Very few seniors go to class

As a university teacher, who is responsible for having a class full of seniors who are graduating in 10 weeks?

1. Should I be strict and fail students who never come to class?

2. Should I just be happy for the 8 out of 30 who come since we can have a discussion class? It is only the second week and I have already lost more than half the students.

3. Should I become a motivational teacher who uses words to motivate students about the importance of learning?

4. Is something wrong with my teaching methods therefore students don't attend? According to this article, "Our View: Attendance Polices are not Motivational Enough," it is the teacher's fault.

5. Should the students be responsible for their own learning?

One big difference between the colleges I attended in the states and the college I am teaching at in China is choice.

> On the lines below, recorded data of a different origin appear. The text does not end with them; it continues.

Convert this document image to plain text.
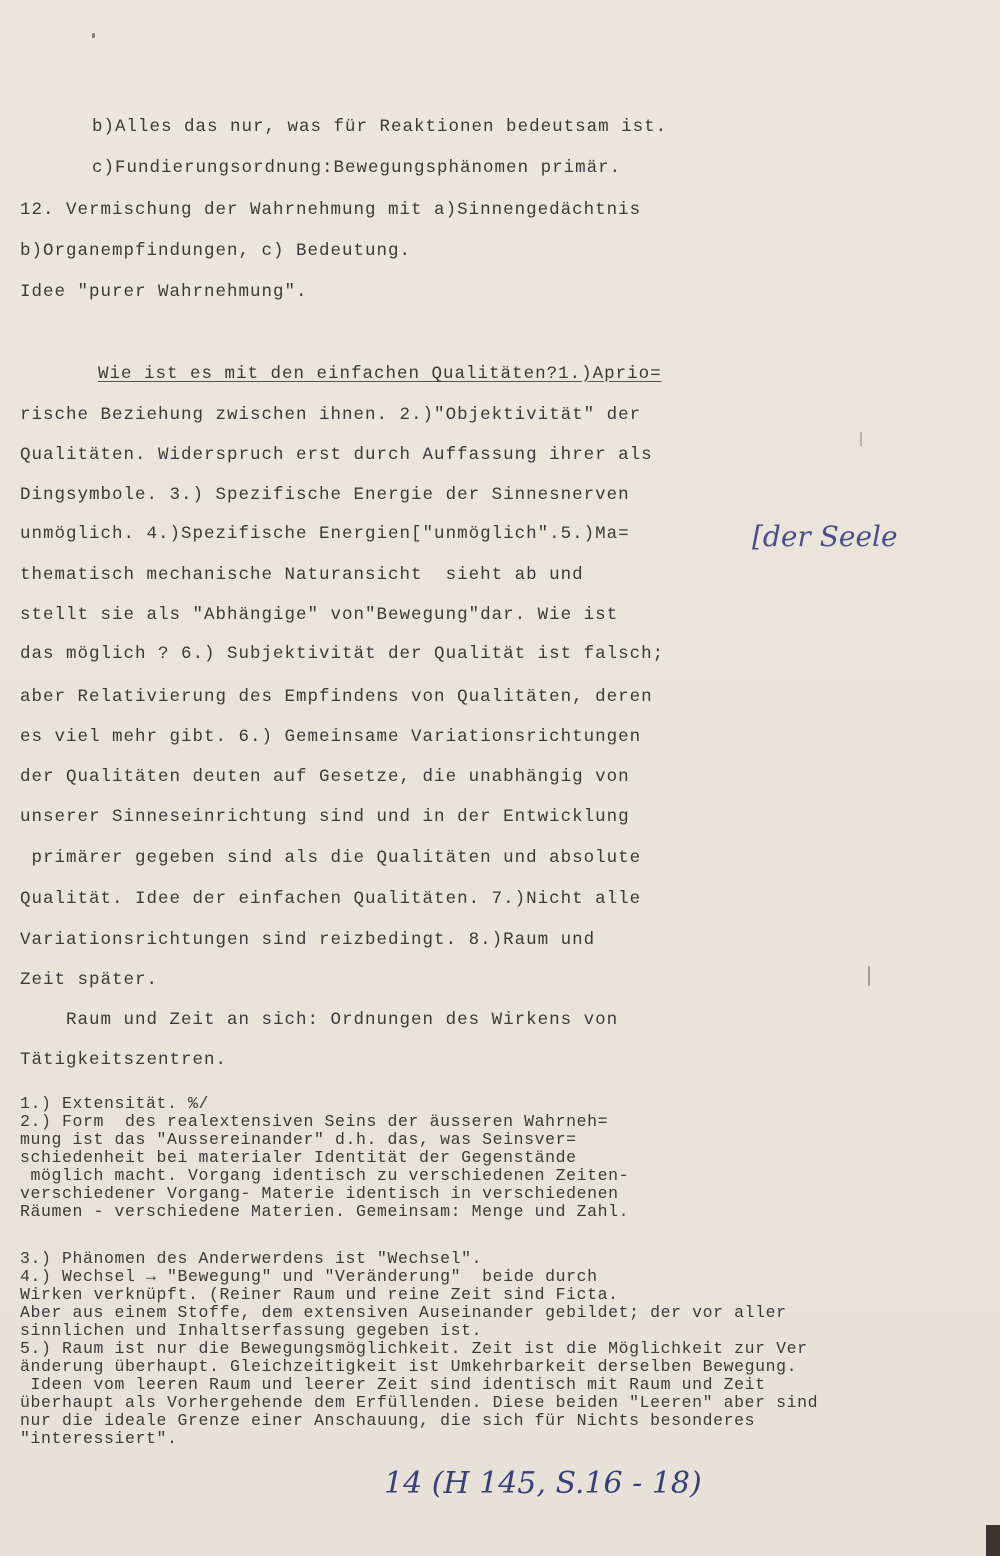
b)Alles das nur, was für Reaktionen bedeutsam ist.
c)Fundierungsordnung:Bewegungsphänomen primär.
12. Vermischung der Wahrnehmung mit a)Sinnengedächtnis
b)Organempfindungen, c) Bedeutung.
Idee "purer Wahrnehmung".
Wie ist es mit den einfachen Qualitäten?1.)Aprio=
rische Beziehung zwischen ihnen. 2.)"Objektivität" der
Qualitäten. Widerspruch erst durch Auffassung ihrer als
Dingsymbole. 3.) Spezifische Energie der Sinnesnerven
unmöglich. 4.)Spezifische Energien["unmöglich".5.)Ma=
thematisch mechanische Naturansicht  sieht ab und
stellt sie als "Abhängige" von"Bewegung"dar. Wie ist
das möglich ? 6.) Subjektivität der Qualität ist falsch;
aber Relativierung des Empfindens von Qualitäten, deren
es viel mehr gibt. 6.) Gemeinsame Variationsrichtungen
der Qualitäten deuten auf Gesetze, die unabhängig von
unserer Sinneseinrichtung sind und in der Entwicklung
primärer gegeben sind als die Qualitäten und absolute
Qualität. Idee der einfachen Qualitäten. 7.)Nicht alle
Variationsrichtungen sind reizbedingt. 8.)Raum und
Zeit später.
Raum und Zeit an sich: Ordnungen des Wirkens von
Tätigkeitszentren.
1.) Extensität. %/
2.) Form  des realextensiven Seins der äusseren Wahrneh=
mung ist das "Aussereinander" d.h. das, was Seinsver=
schiedenheit bei materialer Identität der Gegenstände
möglich macht. Vorgang identisch zu verschiedenen Zeiten-
verschiedener Vorgang- Materie identisch in verschiedenen
Räumen - verschiedene Materien. Gemeinsam: Menge und Zahl.
3.) Phänomen des Anderwerdens ist "Wechsel".
4.) Wechsel → "Bewegung" und "Veränderung"  beide durch
Wirken verknüpft. (Reiner Raum und reine Zeit sind Ficta.
Aber aus einem Stoffe, dem extensiven Auseinander gebildet; der vor aller
sinnlichen und Inhaltserfassung gegeben ist.
5.) Raum ist nur die Bewegungsmöglichkeit. Zeit ist die Möglichkeit zur Ver
änderung überhaupt. Gleichzeitigkeit ist Umkehrbarkeit derselben Bewegung.
Ideen vom leeren Raum und leerer Zeit sind identisch mit Raum und Zeit
überhaupt als Vorhergehende dem Erfüllenden. Diese beiden "Leeren" aber sind
nur die ideale Grenze einer Anschauung, die sich für Nichts besonderes
"interessiert".
[der Seele
14 (H 145, S.16 - 18)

In the states, I could pick and choose which electives I wanted. At my Chinese college there are no choices. The courses you have to take are set in stone for each and every semester. There is not a national curriculum so every college creates their own four year calendar of courses. This semester, my school decided to create a new course called English short stories. Even if you are not interested in reading English short stories, you still have to register for the course and take the final.

The seniors this semester are only taking 3 courses: Russian, Extensive reading, and English Short Stories. I am assuming that since the seniors have now finished all of their national exams, these classes are kind of like electives, but you are forced to take them.

How does one motivate students to want to learn for the sake of learning, for the sake of interest? How does one motivate students when they have spent a lifetime being motivated to learn through the fear of not passing a national exam?